The issues that many philanthropic groups are fighting are results of systemic, institutionalized racism, from unfair housing practices to inequitable education. Which begs the question: What are philanthropic groups doing to make sure they’ve eliminated similar (albeit perhaps unintentional) inequalities and bias within their own organizations?
Even once you’ve acknowledged it’s a problem, figuring out how to fix it it is another, perhaps even more complicated issue. While people of color make up 40% of nonprofit employees, they account for only 10% of CEOs and board chairs, and just 16% of all board members. Those numbers have stayed steady in recent years, despite that fact that people of color typically express more interest than their white counterparts in achieving executive level roles in the sector.
Rather than focus on achieving just more diversity, the group has focused on how to create organizational racial equity. The difference, says Equity in the Center Director Kerrien Suarez is that groups with diverse hiring goals may treat that as “a checkmark.” It can result in token hiring rather than “valuing those perspectives explicitly and connecting them to the attainment of a social mission.” The result is an entirely new manual for change that’s called “Awake to Woke to Work: Building A Race Equity Culture.” The goal is to identify “the structures, roles, processes, and practices that negatively impact people of color inside and outside of organizations, and outlin[e] specific tactics to mitigate them.”
The report includes input from 120 advisors from across the sector, and an analysis the most current research on these issues. There are also case studies of several groups at all levels of the industry that are working toward this goal, including Year Up, Leadership For Educational Equity, and the Annie E. Casey Foundation. (The idea was actually inspired by the Casey Foundation, which in 2015 convened a set of grantees to think about the root causes behind the industry’s lack of diversity, and how to address that.)
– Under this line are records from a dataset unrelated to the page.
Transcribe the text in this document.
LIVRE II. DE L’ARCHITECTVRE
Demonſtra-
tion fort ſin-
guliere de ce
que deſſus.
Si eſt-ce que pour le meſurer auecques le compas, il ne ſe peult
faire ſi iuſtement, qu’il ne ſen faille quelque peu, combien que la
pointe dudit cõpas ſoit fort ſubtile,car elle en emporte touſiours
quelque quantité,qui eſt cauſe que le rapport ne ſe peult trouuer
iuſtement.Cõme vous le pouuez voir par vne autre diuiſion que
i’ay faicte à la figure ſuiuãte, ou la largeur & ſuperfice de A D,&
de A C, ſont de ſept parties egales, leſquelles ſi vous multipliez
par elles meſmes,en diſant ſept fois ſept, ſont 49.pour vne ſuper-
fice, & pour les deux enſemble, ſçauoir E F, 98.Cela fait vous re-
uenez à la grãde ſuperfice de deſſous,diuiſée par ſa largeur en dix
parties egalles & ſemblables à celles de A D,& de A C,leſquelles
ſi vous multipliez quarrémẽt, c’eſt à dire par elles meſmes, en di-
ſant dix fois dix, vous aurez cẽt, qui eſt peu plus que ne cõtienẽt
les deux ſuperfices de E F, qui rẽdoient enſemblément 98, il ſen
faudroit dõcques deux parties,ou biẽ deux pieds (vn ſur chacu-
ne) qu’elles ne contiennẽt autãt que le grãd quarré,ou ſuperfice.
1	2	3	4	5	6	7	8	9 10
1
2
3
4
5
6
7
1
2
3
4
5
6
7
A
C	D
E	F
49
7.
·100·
Diverse hiring practices are a good start, but don’t automatically change a predominantly white workplace culture. “The progression is actually from diversity to inclusion to equity and we reframe that in terms of awake to woke to work,” says Suarez.
Equity in the Center had dubbed this the “racial equity cycle,” and spells out the goals of each stage as follows:
Awake: “Organizations are focused on representation by increasing the number of racially diverse people.”
Woke: “Organizations are evolving their culture to value all people’s contributions.”
Work: “Organizations are accountable to addressing systemic racism and root causes of inequity internally and externally.”
You can visualize each progression as a sort of geared cog, as you see above. In order to make it rotate forward, seven surrounding “levers” must rotate with it, each of which is an internal factor that needs adjustment. That includes senior leadership, management, the board of directors, and the community being served, as well as the group’s basic learning environment, the way it collects data about these topics, and its organizational culture.
“Our goal is that people will take the report and take some of the recommendations on how to get started, as well as how to address specific levers within their organizations and use it to guide their work,” Suarez adds. “That work has to happen at many levels, so we designed the publication to be practical. If you are a board member, CEO, senior manager or a manager within an organization, you can read this publication and find content that you could then use in your internal conversation either as part of building the case that this is an issue we need to address, or to actually help move a task force’s work forward.”
As the report notes, equitably diverse groups generally accomplish more together. With social issues especially, you can’t really understand a problem until you view it from every perspective.